DOJ recovers additional $6M connected to 6-year scandal involving Malaysian company 1MDB
The Justice Department has recovered another $6 million following continuous investigation into the multibillion dollar, international money laundering and embezzlement scandal with 1MDB in the early 2010s.
The Justice Department has recovered an additional $6 million in assets in a roughly 10-year, ongoing investigation into a Malaysian company’s officials laundering and embezzlement of billions of dollars.
The DOJ’s recent findings released Wednesday resolve a civil forfeiture case seeking to recover money involved in the Malaysian strategic development company 1MDB’s multibillion dollar scandal from 2009 to 2015.
The $6 million just recovered by the DOJ was used to buy a luxury New York City apartment for a personal assistant of businessman and fugitive Low Taek Jho, also known as Jho Low. He was found guilty in connection to the scheme and submitted a pardon request to President Trump this month after his disappearance.

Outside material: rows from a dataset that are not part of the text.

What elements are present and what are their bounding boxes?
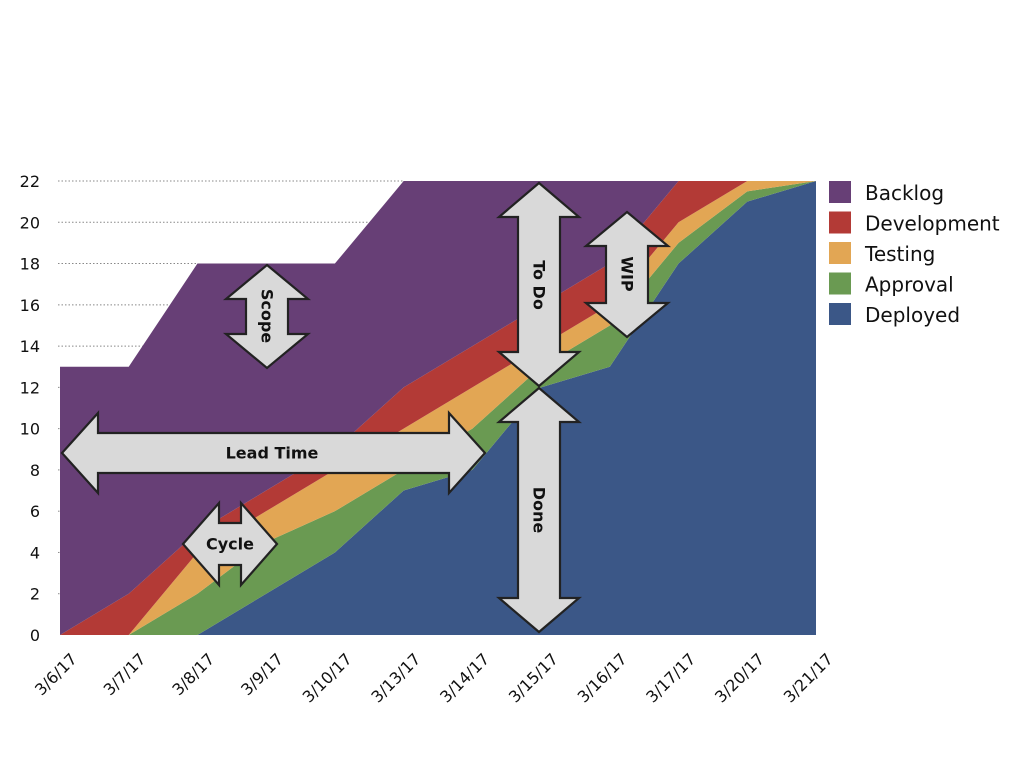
x-tick-label: 3/7/17 (100, 649, 150, 699)
y-tick-label: 4 (30, 543, 40, 562)
x-tick-label: 3/14/17 (436, 649, 493, 706)
y-tick-label: 2 (30, 585, 40, 604)
y-tick-label: 6 (30, 502, 40, 521)
x-tick-label: 3/15/17 (505, 649, 562, 706)
legend-label-development: Development (865, 212, 1000, 236)
legend-swatch-deployed (829, 303, 851, 325)
cycle-label: Cycle (206, 535, 254, 554)
annotations: Scope Lead Time Cycle To Do Done WIP (60, 181, 672, 634)
area-layer (60, 181, 816, 635)
x-tick-label: 3/16/17 (574, 649, 631, 706)
legend-swatch-backlog (829, 181, 851, 203)
wip-arrow (582, 210, 672, 339)
legend-label-testing: Testing (864, 242, 935, 266)
to-do-label: To Do (530, 260, 549, 310)
y-tick-label: 16 (20, 296, 40, 315)
area-deployed (60, 181, 816, 635)
legend-swatch-development (829, 211, 851, 234)
x-tick-label: 3/8/17 (168, 649, 218, 699)
scope-label: Scope (258, 289, 277, 343)
x-tick-label: 3/6/17 (31, 649, 81, 699)
legend: Backlog Development Testing Approval Deploye… (829, 181, 1000, 327)
x-tick-label: 3/17/17 (642, 649, 699, 706)
lead-time-arrow (60, 410, 487, 496)
area-development (60, 181, 816, 635)
y-tick-label: 18 (20, 255, 40, 274)
y-tick-label: 8 (30, 461, 40, 480)
y-tick-label: 20 (20, 213, 40, 232)
y-tick-label: 0 (30, 626, 40, 645)
done-arrow (496, 386, 582, 634)
grid-layer (58, 180, 404, 595)
x-tick-label: 3/21/17 (780, 649, 837, 706)
x-axis: 3/6/17 3/7/17 3/8/17 3/9/17 3/10/17 3/13/17 3/… (31, 649, 837, 706)
y-tick-label: 22 (20, 172, 40, 191)
legend-swatch-approval (829, 272, 851, 295)
legend-label-approval: Approval (865, 273, 954, 297)
y-tick-label: 12 (20, 378, 40, 397)
x-tick-label: 3/13/17 (367, 649, 424, 706)
x-tick-label: 3/10/17 (299, 649, 356, 706)
x-tick-label: 3/9/17 (237, 649, 287, 699)
wip-label: WIP (618, 256, 637, 292)
legend-swatch-testing (829, 242, 851, 264)
scope-arrow (222, 263, 312, 370)
lead-time-label: Lead Time (226, 444, 319, 463)
cycle-arrow (181, 500, 279, 588)
y-axis: 0 2 4 6 8 10 12 14 16 18 20 22 (20, 172, 40, 645)
to-do-arrow (496, 181, 582, 388)
legend-label-deployed: Deployed (865, 303, 960, 327)
legend-label-backlog: Backlog (865, 181, 944, 205)
done-label: Done (530, 487, 549, 534)
x-tick-label: 3/20/17 (711, 649, 768, 706)
y-tick-label: 14 (20, 337, 40, 356)
y-tick-label: 10 (20, 420, 40, 439)
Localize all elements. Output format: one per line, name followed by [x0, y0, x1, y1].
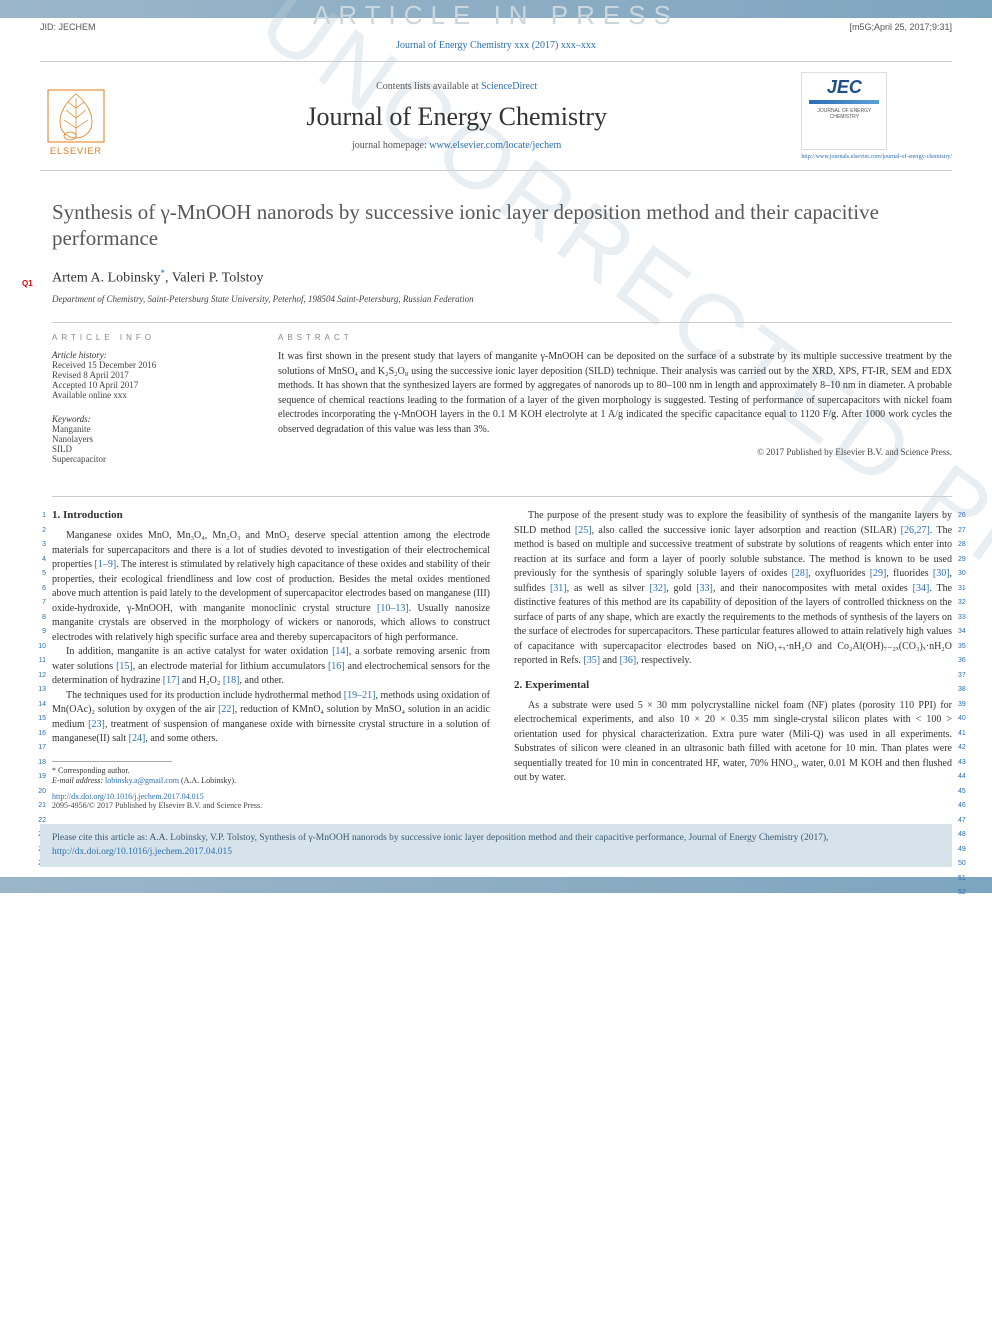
keyword-item: Manganite	[52, 424, 252, 434]
jec-cover-block: JEC JOURNAL OF ENERGY CHEMISTRY http://w…	[801, 72, 952, 160]
keyword-item: SILD	[52, 444, 252, 454]
journal-citation-line: Journal of Energy Chemistry xxx (2017) x…	[0, 34, 992, 61]
divider-2	[52, 496, 952, 497]
article-content: Q1 Synthesis of γ-MnOOH nanorods by succ…	[0, 171, 992, 810]
intro-para-1: Manganese oxides MnO, Mn₃O₄, Mn₂O₃ and M…	[52, 529, 490, 645]
article-info-block: ARTICLE INFO Article history: Received 1…	[52, 333, 252, 478]
abstract-heading: ABSTRACT	[278, 333, 952, 342]
author-2: Valeri P. Tolstoy	[172, 270, 264, 285]
elsevier-brand-text: ELSEVIER	[50, 146, 102, 156]
journal-name: Journal of Energy Chemistry	[126, 102, 787, 132]
intro-para-2: In addition, manganite is an active cata…	[52, 645, 490, 689]
author-email-link[interactable]: lobinsky.a@gmail.com	[105, 776, 179, 785]
contents-prefix: Contents lists available at	[376, 81, 481, 92]
jec-color-bar	[809, 100, 879, 104]
elsevier-logo: ELSEVIER	[40, 76, 112, 156]
jec-subtitle: JOURNAL OF ENERGY CHEMISTRY	[802, 108, 886, 120]
experimental-para-1: As a substrate were used 5 × 30 mm polyc…	[514, 699, 952, 786]
bottom-gradient-bar	[0, 877, 992, 893]
keyword-item: Nanolayers	[52, 434, 252, 444]
citation-box: Please cite this article as: A.A. Lobins…	[40, 824, 952, 867]
author-separator: ,	[165, 270, 172, 285]
author-1: Artem A. Lobinsky	[52, 270, 161, 285]
online-date: Available online xxx	[52, 390, 252, 400]
article-history: Article history: Received 15 December 20…	[52, 350, 252, 400]
introduction-heading: 1. Introduction	[52, 509, 490, 521]
corresponding-author-note: * Corresponding author.	[52, 766, 490, 776]
typeset-stamp: [m5G;April 25, 2017;9:31]	[849, 22, 952, 32]
two-column-body: 1234567891011121314151617181920212223242…	[52, 509, 952, 810]
experimental-heading: 2. Experimental	[514, 679, 952, 691]
email-suffix: (A.A. Lobinsky).	[179, 776, 236, 785]
abstract-text: It was first shown in the present study …	[278, 350, 952, 437]
query-marker-q1: Q1	[22, 279, 33, 288]
journal-masthead: ELSEVIER Contents lists available at Sci…	[40, 61, 952, 171]
elsevier-tree-icon	[46, 88, 106, 144]
contents-available-line: Contents lists available at ScienceDirec…	[126, 81, 787, 92]
info-abstract-row: ARTICLE INFO Article history: Received 1…	[52, 333, 952, 478]
email-line: E-mail address: lobinsky.a@gmail.com (A.…	[52, 776, 490, 786]
jec-cover-thumbnail: JEC JOURNAL OF ENERGY CHEMISTRY	[801, 72, 887, 150]
homepage-prefix: journal homepage:	[352, 140, 429, 151]
masthead-center: Contents lists available at ScienceDirec…	[126, 81, 787, 151]
line-numbers-left: 1234567891011121314151617181920212223242…	[24, 509, 46, 872]
keywords-block: Keywords: Manganite Nanolayers SILD Supe…	[52, 414, 252, 464]
received-date: Received 15 December 2016	[52, 360, 252, 370]
keywords-label: Keywords:	[52, 414, 252, 424]
revised-date: Revised 8 April 2017	[52, 370, 252, 380]
article-title: Synthesis of γ-MnOOH nanorods by success…	[52, 199, 952, 252]
keyword-item: Supercapacitor	[52, 454, 252, 464]
line-numbers-right: 2627282930313233343536373839404142434445…	[958, 509, 980, 901]
homepage-link[interactable]: www.elsevier.com/locate/jechem	[429, 140, 561, 151]
jid-code: JID: JECHEM	[40, 22, 96, 32]
footnote-separator	[52, 761, 172, 762]
article-in-press-watermark: ARTICLE IN PRESS	[313, 0, 679, 31]
intro-para-4: The purpose of the present study was to …	[514, 509, 952, 669]
sciencedirect-link[interactable]: ScienceDirect	[481, 81, 537, 92]
intro-para-3: The techniques used for its production i…	[52, 689, 490, 747]
page-root: ARTICLE IN PRESS UNCORRECTED PROOF JID: …	[0, 0, 992, 1323]
abstract-copyright: © 2017 Published by Elsevier B.V. and Sc…	[278, 447, 952, 457]
accepted-date: Accepted 10 April 2017	[52, 380, 252, 390]
divider-1	[52, 322, 952, 323]
right-column: 2627282930313233343536373839404142434445…	[514, 509, 952, 810]
article-info-heading: ARTICLE INFO	[52, 333, 252, 342]
abstract-block: ABSTRACT It was first shown in the prese…	[278, 333, 952, 478]
jec-journal-url[interactable]: http://www.journals.elsevier.com/journal…	[801, 154, 952, 160]
citation-doi-link[interactable]: http://dx.doi.org/10.1016/j.jechem.2017.…	[52, 847, 232, 857]
email-label: E-mail address:	[52, 776, 105, 785]
jec-acronym: JEC	[827, 77, 862, 98]
doi-link[interactable]: http://dx.doi.org/10.1016/j.jechem.2017.…	[52, 792, 490, 801]
history-label: Article history:	[52, 350, 252, 360]
left-column: 1234567891011121314151617181920212223242…	[52, 509, 490, 810]
author-list: Artem A. Lobinsky*, Valeri P. Tolstoy	[52, 268, 952, 287]
journal-homepage-line: journal homepage: www.elsevier.com/locat…	[126, 140, 787, 151]
issn-copyright: 2095-4956/© 2017 Published by Elsevier B…	[52, 801, 490, 810]
citation-text: Please cite this article as: A.A. Lobins…	[52, 833, 829, 843]
affiliation: Department of Chemistry, Saint-Petersbur…	[52, 294, 952, 304]
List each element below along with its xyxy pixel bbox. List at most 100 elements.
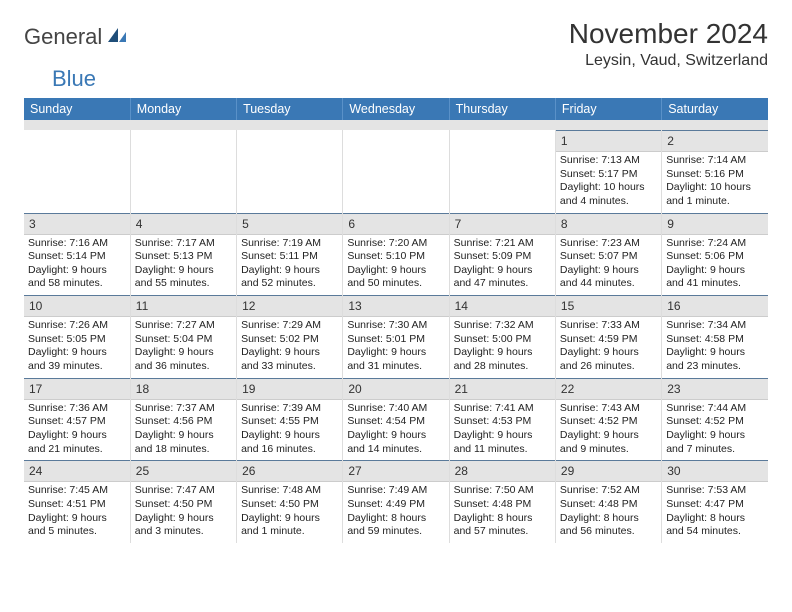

Low’s assistant, May Ling Catherine Tan, has been collecting rental proceeds from the property. Under the forfeiture order entered in the case, both the apartment and the money Tan has made from renting it will be forfeited to the U.S. government.
Low and other high-level officials and associates of 1MDB misappropriated and spent over $4.5 billion of the company’s funds over six years. Low has been wanted by the International Criminal Police Organization and FBI since 2016 for his central participation.
Malaysia’s government initially created 1MDB to promote economic development in the country through international partnerships and foreign direct investment, with funds intended for improving Malaysian people’s well-being, the DOJ’s report says.
Low and the other officials instead misappropriated and spent the money on properties in London, New York and Beverly Hills, California, a 300-foot superyacht and art pieces by Monet and Van Gogh.
More funds were invested in businesses such as a Beverly Hills boutique hotel, the movie production company that made “The Wolf of Wall Street,” Manhattan’s Park Lane Hotel’s redevelopment project and EMI, a major British music company and record label. Public officials and co-conspirators involved in the scheme also received money, the report says.
DOJ trial attorney Barbara Levy is prosecuting the case with help from the U.S. Attorney’s Office for the Central District of California, the DOJ’s Office of International Affairs and the U.S. Marshals. The FBI’s New York International Corruption Squad will lead the investigation.
The Justice Department has recovered an additional $6 million in assets 10 years after a Malaysian company laundered and embezzled billions of dollars in the United States.